Затем депутация снова побывала у Столыпина на Елагинском острове. Премьер поздравил ее членов и выразил благодарность за содействие в важном государственном деле. В ответ депутация поблагодарила главу правительства «за твердую политику в отношении русского населения Западного края» [109, с. 20].
В конце концов премьер-министр, ощущая свою правоту и поддержку, несмотря на возможное противостояние, 8 мая 1909 года выступает перед высшей палатой страны по поводу Закона о выборах членов Государственного Совета от девяти Западных губерний. Заявление П. А. Столыпина, сделанное членам верхней палаты после доклада действительного статского советника Д. И. Пихно, было вызвано необходимостью разъяснений о порядке пересмотра действующего закона о выборах, признанного несовершенным, и намерением правительства внести в Госдуму «законопроект о
продолжении полномочий теперешних членов Государственного совета от западных губерний на одну сессию или, говоря точнее, на один год, во время которого новый выборный законопроект может быть рассмотрен детально и спокойно» [57, с. 208].
Таким образом, решение обозначенной выше проблемы выносилось на обсуждение Думы. Между тем точка зрения, занятая в этом важнейшем вопросе Столыпиным, давала оппозиции основания для самых разных упреков: от имперских амбиций до шовинизма и национализма.
В мае 1909 года П. А. Столыпин изучает вероисповедный вопрос. В записке Гурлянду он вопрошает:
«В какие годы и сколько времени продолжалось заведывание Синодом делами католического, протестантского, еврейского и др. вероисповеданий и точна ли эта справка?
П. С.
Дайте мне также справку про положение патриарха в московский период (его приходы, суды, темницы).

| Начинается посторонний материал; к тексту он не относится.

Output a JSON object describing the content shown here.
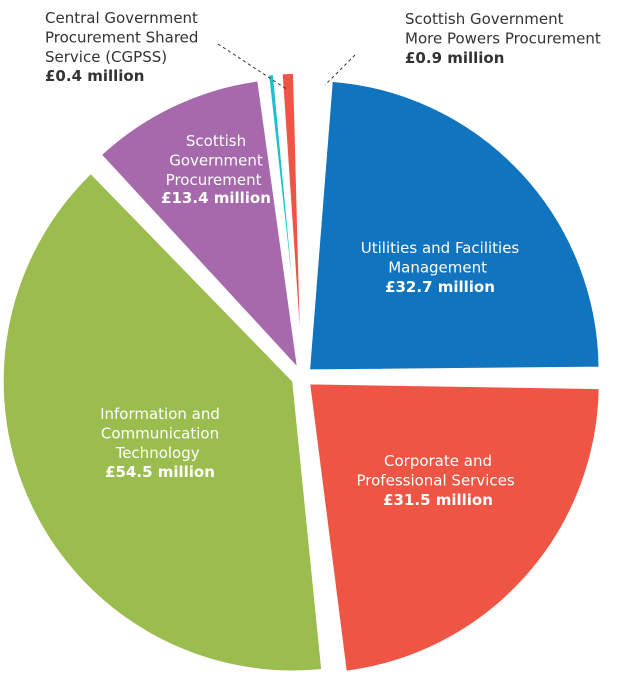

Собирали ли хоть один поместный собор со времени учреждения Св. Синода?»
[131, Д. 79].
Следующая записка члену Совета министра Гурлянду следует 22 мая:
«В старообр. комиссии явилась, кажется, мысль предоставить право юридического лица не приходу, а молитвенному дому. Мне представляется это юридическим абсурдом. Представьте мне по этому поводу свои соображения.

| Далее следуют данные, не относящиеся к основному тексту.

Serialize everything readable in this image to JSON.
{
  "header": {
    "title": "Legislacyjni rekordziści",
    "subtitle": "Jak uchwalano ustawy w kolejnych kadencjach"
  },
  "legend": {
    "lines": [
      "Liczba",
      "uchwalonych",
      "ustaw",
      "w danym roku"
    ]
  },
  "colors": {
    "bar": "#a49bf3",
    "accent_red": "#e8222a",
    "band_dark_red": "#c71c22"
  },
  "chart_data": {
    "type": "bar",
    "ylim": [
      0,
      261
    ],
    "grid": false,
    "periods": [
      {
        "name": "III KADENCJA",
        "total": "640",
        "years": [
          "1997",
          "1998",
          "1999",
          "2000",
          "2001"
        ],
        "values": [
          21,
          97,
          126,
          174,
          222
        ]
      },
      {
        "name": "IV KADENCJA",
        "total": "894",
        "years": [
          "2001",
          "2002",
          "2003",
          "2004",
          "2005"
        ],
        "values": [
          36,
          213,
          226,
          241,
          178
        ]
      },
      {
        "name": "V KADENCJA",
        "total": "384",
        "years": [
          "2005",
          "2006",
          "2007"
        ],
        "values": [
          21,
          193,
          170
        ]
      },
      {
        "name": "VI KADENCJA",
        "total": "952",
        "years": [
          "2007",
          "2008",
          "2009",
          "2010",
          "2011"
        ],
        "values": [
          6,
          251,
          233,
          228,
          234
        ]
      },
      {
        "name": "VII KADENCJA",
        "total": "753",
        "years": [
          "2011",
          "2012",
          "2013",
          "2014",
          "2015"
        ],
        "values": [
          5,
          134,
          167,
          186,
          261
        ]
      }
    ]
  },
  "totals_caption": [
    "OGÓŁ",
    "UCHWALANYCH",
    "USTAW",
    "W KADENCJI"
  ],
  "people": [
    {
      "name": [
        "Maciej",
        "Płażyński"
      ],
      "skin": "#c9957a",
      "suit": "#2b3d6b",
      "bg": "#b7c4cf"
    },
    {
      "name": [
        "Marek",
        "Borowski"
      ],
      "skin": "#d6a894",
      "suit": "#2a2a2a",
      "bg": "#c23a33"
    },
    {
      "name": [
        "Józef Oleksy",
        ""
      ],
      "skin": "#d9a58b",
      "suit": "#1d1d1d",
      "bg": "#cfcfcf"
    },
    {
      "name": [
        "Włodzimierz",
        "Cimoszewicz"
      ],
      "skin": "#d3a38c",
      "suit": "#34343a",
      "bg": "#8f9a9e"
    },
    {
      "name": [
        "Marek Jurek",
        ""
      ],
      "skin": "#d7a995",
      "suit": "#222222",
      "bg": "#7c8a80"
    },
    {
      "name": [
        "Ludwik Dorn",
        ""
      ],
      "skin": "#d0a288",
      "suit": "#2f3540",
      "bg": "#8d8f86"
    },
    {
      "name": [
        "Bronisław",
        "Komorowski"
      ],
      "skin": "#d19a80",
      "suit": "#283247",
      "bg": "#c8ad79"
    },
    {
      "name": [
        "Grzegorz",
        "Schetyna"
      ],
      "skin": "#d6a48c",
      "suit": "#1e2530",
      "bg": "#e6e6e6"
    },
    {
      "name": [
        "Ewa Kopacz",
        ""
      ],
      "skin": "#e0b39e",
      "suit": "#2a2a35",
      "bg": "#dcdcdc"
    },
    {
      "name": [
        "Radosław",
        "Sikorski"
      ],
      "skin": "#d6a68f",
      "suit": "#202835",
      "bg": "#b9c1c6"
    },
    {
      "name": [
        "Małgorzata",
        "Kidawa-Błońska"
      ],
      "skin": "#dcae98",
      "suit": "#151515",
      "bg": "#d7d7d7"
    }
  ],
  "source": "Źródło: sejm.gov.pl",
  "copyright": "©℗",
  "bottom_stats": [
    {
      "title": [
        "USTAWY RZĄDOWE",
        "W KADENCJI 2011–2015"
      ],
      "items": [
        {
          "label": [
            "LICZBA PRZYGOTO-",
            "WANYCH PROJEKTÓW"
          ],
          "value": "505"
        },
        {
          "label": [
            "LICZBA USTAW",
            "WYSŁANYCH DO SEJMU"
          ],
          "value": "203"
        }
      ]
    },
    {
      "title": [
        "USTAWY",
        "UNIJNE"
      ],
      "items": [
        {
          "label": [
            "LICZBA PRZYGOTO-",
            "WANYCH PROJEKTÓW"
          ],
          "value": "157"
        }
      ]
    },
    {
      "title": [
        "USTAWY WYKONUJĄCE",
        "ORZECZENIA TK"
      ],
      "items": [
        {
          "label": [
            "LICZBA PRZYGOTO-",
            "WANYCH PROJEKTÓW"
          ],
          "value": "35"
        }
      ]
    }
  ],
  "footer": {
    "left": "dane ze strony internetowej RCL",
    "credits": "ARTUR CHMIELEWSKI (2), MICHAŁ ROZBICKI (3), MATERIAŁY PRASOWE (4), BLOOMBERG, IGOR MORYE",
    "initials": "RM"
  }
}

Относительно метрополии надо иметь в виду, что по проекту она представлена наставниками лишь в общинах, а старообрядцы вне общин должны (далее неразборчиво, видимо, „представить".— Г. С.) метрики в городские и общественные учреждения.
Представьте мне также соображения по следующему вопросу:...при переходе из одного вероисповедания в другое говорится о „разрешении" такого перехода, противники проекта заявляют, что можно говорить лишь о снятии кары и репрессий, но не о „разрешении". Не выйдет ли при этой (второй) постановке путаницы в дальнейших гражданских правах лиц, перешедших из православия при попустительстве лишь, но без разрешения государства?
П. С.» [131, Д. 79].
22 мая того же года П. А. Столыпин выступает перед Государственной Думой с речью о вероисповедных законопроектах и о взгляде правительства на свободу вероисповедания. Излагая позицию правительства по данному вопросу, он отмечает, что «<...> на правительство, на законодательные учреждения легла обязанность пересмотреть нормы, регулирующие в настоящее время вступление в вероисповедание и выход из него, регулирующие вероисповедную проповедь, регулирующие способ осуществления вероисповедания, наконец, устанавливающие те или другие политические или гражданские ограничения, вытекающие из вероисповедного состояния», и далее ставит вопрос: «...какое же участие в установлении нового вероисповедного порядка в стране должна принимать церковь господствующая, Православная церковь? <...>» [57, с. 210].
После краткого экскурса в историю церкви в России П. А. Столыпин подводит к мысли о том, что «естественное развитие взаимоотношений церкви и государства повело к полной самостоятельности церкви в вопросах догмата, в вопросах канонических,
к нестеснению церкви государством в области церковного законодательства, ведающего церковное устроение и церковное управление, и к оставлению за собой государством полной свободы в деле определения отношений церкви к государству» [57, с. 212].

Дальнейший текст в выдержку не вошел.